March 15, 2008
News Analysis
A Wall Street Domino Theory
By JENNY ANDERSON and VIKAS BAJAJ
The Federal Reserve’s unusual decision to provide emergency assistance to Bear Stearns underscores a long-building concern that one failure could spread across the financial system.
Wall Street firms like Bear Stearns conduct business with many individuals, corporations, financial companies, pension funds and hedge funds. They also do billions of dollars of business with each other every day, borrowing and lending securities at a dizzying pace and fueling the wheels of capitalism.
The sudden collapse of a major player could not only shake client confidence in the entire system, but also make it difficult for sound institutions to conduct business as usual.

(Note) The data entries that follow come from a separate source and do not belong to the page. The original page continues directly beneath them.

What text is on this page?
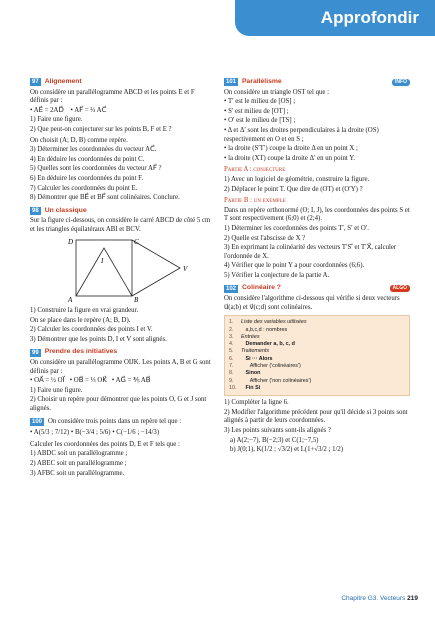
Approfondir
97 Alignement

On considère un parallélogramme ABCD et les points E et F définis par :

• AE⃗ = 2AD⃗ • AF⃗ = ⅔ AC⃗

1) Faire une figure.

2) Que peut-on conjecturer sur les points B, F et E ?

On choisit (A; D, B) comme repère.

3) Déterminer les coordonnées du vecteur AC⃗.

4) En déduire les coordonnées du point C.

5) Quelles sont les coordonnées du vecteur AF⃗ ?

6) En déduire les coordonnées du point F.

7) Calculer les coordonnées du point E.

8) Démontrer que BE⃗ et BF⃗ sont colinéaires. Conclure.

98 Un classique

Sur la figure ci-dessous, on considère le carré ABCD de côté 5 cm et les triangles équilatéraux ABI et BCV.

D	C
I
V
A	B

1) Construire la figure en vrai grandeur.

On se place dans le repère (A; B, D).

2) Calculer les coordonnées des points I et V.

3) Démontrer que les points D, I et V sont alignés.

99 Prendre des initiatives

On considère un parallélogramme OIJK. Les points A, B et G sont définis par :

• OA⃗ = ½ OI⃗ • OB⃗ = ⅓ OK⃗ • AG⃗ = ⅗ AB⃗

1) Faire une figure.

2) Choisir un repère pour démontrer que les points O, G et J sont alignés.

100 On considère trois points dans un repère tel que :

• A(5/3 ; 7/12) • B(−3/4 ; 5/6) • C(−1/6 ; −14/3)

Calculer les coordonnées des points D, E et F tels que :

1) ABDC soit un parallélogramme ;

2) ABEC soit un parallélogramme ;

3) AFBC soit un parallélogramme.

101 Parallélisme	INFO

On considère un triangle OST tel que :

• T′ est le milieu de [OS] ;

• S′ est milieu de [OT] ;

• O′ est le milieu de [TS] ;

• Δ et Δ′ sont les droites perpendiculaires à la droite (OS) respectivement en O et en S ;

• la droite (S′T′) coupe la droite Δ en un point X ;

• la droite (XT) coupe la droite Δ′ en un point Y.

Partie A : conjecture

1) Avec un logiciel de géométrie, construire la figure.

2) Déplacer le point T. Que dire de (OT) et (O′Y) ?

Partie B : un exemple

Dans un repère orthonormé (O; I, J), les coordonnées des points S et T sont respectivement (6;0) et (2;4).

1) Déterminer les coordonnées des points T′, S′ et O′.

2) Quelle est l'abscisse de X ?

3) En exprimant la colinéarité des vecteurs T′S′⃗ et T′X⃗, calculer l'ordonnée de X.

4) Vérifier que le point Y a pour coordonnées (6;6).

5) Vérifier la conjecture de la partie A.

102 Colinéaire ?	ALGO

On considère l'algorithme ci-dessous qui vérifie si deux vecteurs u⃗(a;b) et v⃗(c;d) sont colinéaires.

1. Liste des variables utilisées
2.   a,b,c,d : nombres
3. Entrées
4.   Demander a, b, c, d
5. Traitements
6.   Si ··· Alors
7.      Afficher ('colinéaires')
8.   Sinon
9.      Afficher ('non colinéaires')
10.   Fin Si

1) Compléter la ligne 6.

2) Modifier l'algorithme précédent pour qu'il décide si 3 points sont alignés à partir de leurs coordonnées.

3) Les points suivants sont-ils alignés ?

a) A(2;−7), B(−2;3) et C(1;−7,5)

b) J(0;1), K(1/2 ; √3/2) et L(1+√3/2 ; 1/2)

Chapitre G3. Vecteurs 219
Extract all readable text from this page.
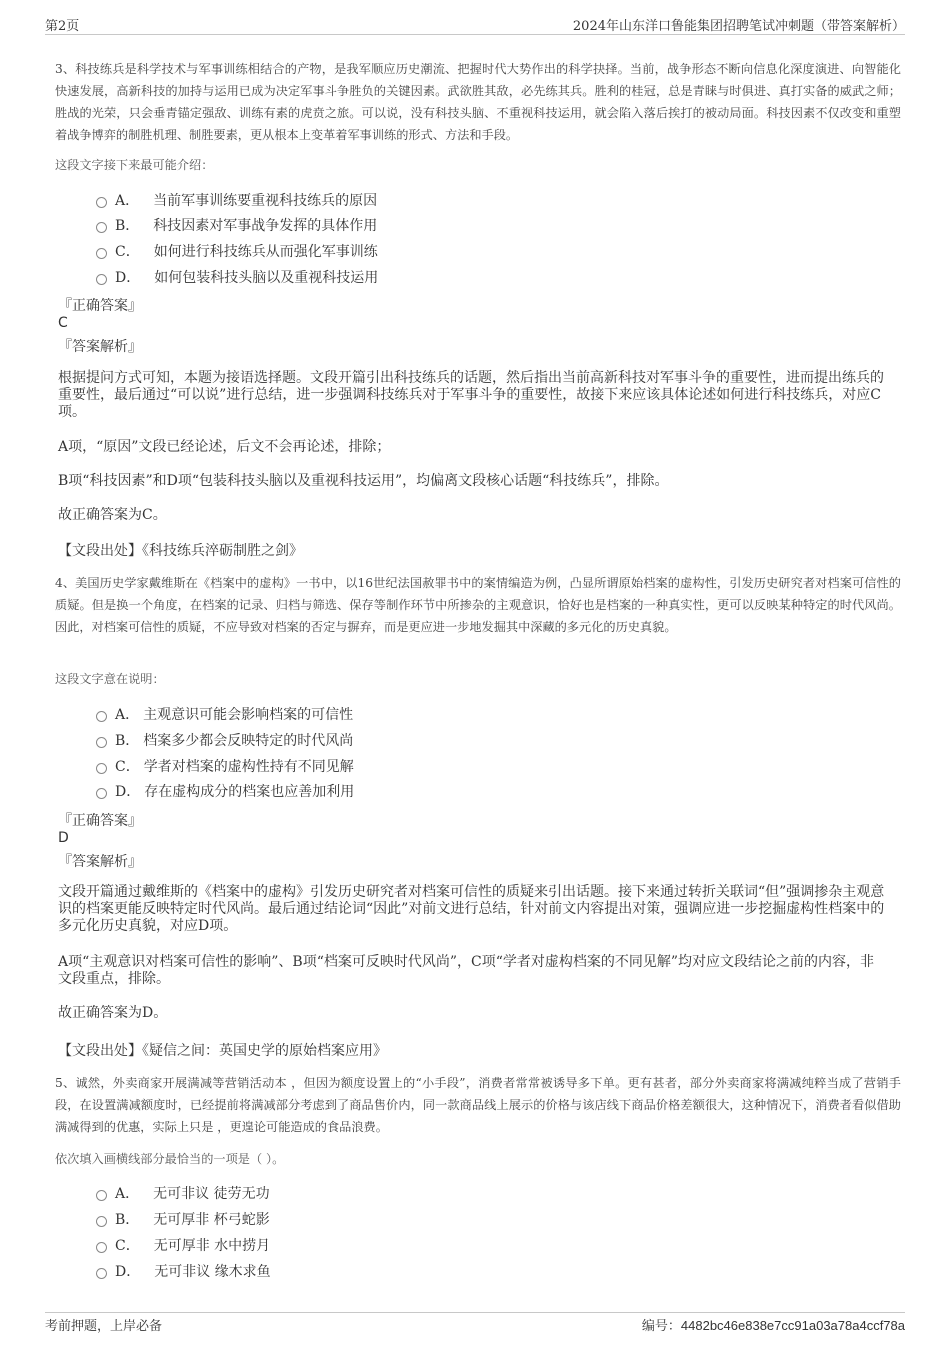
第2页	2024年山东洋口鲁能集团招聘笔试冲刺题（带答案解析）
3、科技练兵是科学技术与军事训练相结合的产物，是我军顺应历史潮流、把握时代大势作出的科学抉择。当前，战争形态不断向信息化深度演进、向智能化快速发展，高新科技的加持与运用已成为决定军事斗争胜负的关键因素。武欲胜其敌，必先练其兵。胜利的桂冠，总是青睐与时俱进、真打实备的威武之师；胜战的光荣，只会垂青锚定强敌、训练有素的虎贲之旅。可以说，没有科技头脑、不重视科技运用，就会陷入落后挨打的被动局面。科技因素不仅改变和重塑着战争博弈的制胜机理、制胜要素，更从根本上变革着军事训练的形式、方法和手段。
这段文字接下来最可能介绍：
A． 当前军事训练要重视科技练兵的原因
B． 科技因素对军事战争发挥的具体作用
C． 如何进行科技练兵从而强化军事训练
D． 如何包装科技头脑以及重视科技运用
『正确答案』
C
『答案解析』
根据提问方式可知，本题为接语选择题。文段开篇引出科技练兵的话题，然后指出当前高新科技对军事斗争的重要性，进而提出练兵的重要性，最后通过“可以说”进行总结，进一步强调科技练兵对于军事斗争的重要性，故接下来应该具体论述如何进行科技练兵，对应C项。
A项，“原因”文段已经论述，后文不会再论述，排除；
B项“科技因素”和D项“包装科技头脑以及重视科技运用”，均偏离文段核心话题“科技练兵”，排除。
故正确答案为C。
【文段出处】《科技练兵淬砺制胜之剑》
4、美国历史学家戴维斯在《档案中的虚构》一书中，以16世纪法国赦罪书中的案情编造为例，凸显所谓原始档案的虚构性，引发历史研究者对档案可信性的质疑。但是换一个角度，在档案的记录、归档与筛选、保存等制作环节中所掺杂的主观意识，恰好也是档案的一种真实性，更可以反映某种特定的时代风尚。因此，对档案可信性的质疑，不应导致对档案的否定与摒弃，而是更应进一步地发掘其中深藏的多元化的历史真貌。
这段文字意在说明：
A． 主观意识可能会影响档案的可信性
B． 档案多少都会反映特定的时代风尚
C． 学者对档案的虚构性持有不同见解
D． 存在虚构成分的档案也应善加利用
『正确答案』
D
『答案解析』
文段开篇通过戴维斯的《档案中的虚构》引发历史研究者对档案可信性的质疑来引出话题。接下来通过转折关联词“但”强调掺杂主观意识的档案更能反映特定时代风尚。最后通过结论词“因此”对前文进行总结，针对前文内容提出对策，强调应进一步挖掘虚构性档案中的多元化历史真貌，对应D项。
A项“主观意识对档案可信性的影响”、B项“档案可反映时代风尚”，C项“学者对虚构档案的不同见解”均对应文段结论之前的内容，非文段重点，排除。
故正确答案为D。
【文段出处】《疑信之间：英国史学的原始档案应用》
5、诚然，外卖商家开展满减等营销活动本 ，但因为额度设置上的“小手段”，消费者常常被诱导多下单。更有甚者，部分外卖商家将满减纯粹当成了营销手段，在设置满减额度时，已经提前将满减部分考虑到了商品售价内，同一款商品线上展示的价格与该店线下商品价格差额很大，这种情况下，消费者看似借助满减得到的优惠，实际上只是 ，更遑论可能造成的食品浪费。
依次填入画横线部分最恰当的一项是（ ）。
A． 无可非议 徒劳无功
B． 无可厚非 杯弓蛇影
C． 无可厚非 水中捞月
D． 无可非议 缘木求鱼
考前押题，上岸必备	编号：4482bc46e838e7cc91a03a78a4ccf78a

Hedge funds that rely on Bear to finance their trading and hold their securities would be stranded; investors who wrote financial contracts with Bear would be at risk; markets that depended on Bear to buy and sell securities would screech to a halt, if they were not already halted.
“In a trading firm, trust is everything,” said Richard Sylla, a financial historian at New York University. “The person at the other end of the phone or the trading screen has to believe that you will make good on any deal that you make.”
Commercial banks, mutual fund companies and other big financial firms with deep pockets would presumably weather such turmoil. Firms that traded extensively with Bear Stearns could be at great risk if the bank failed.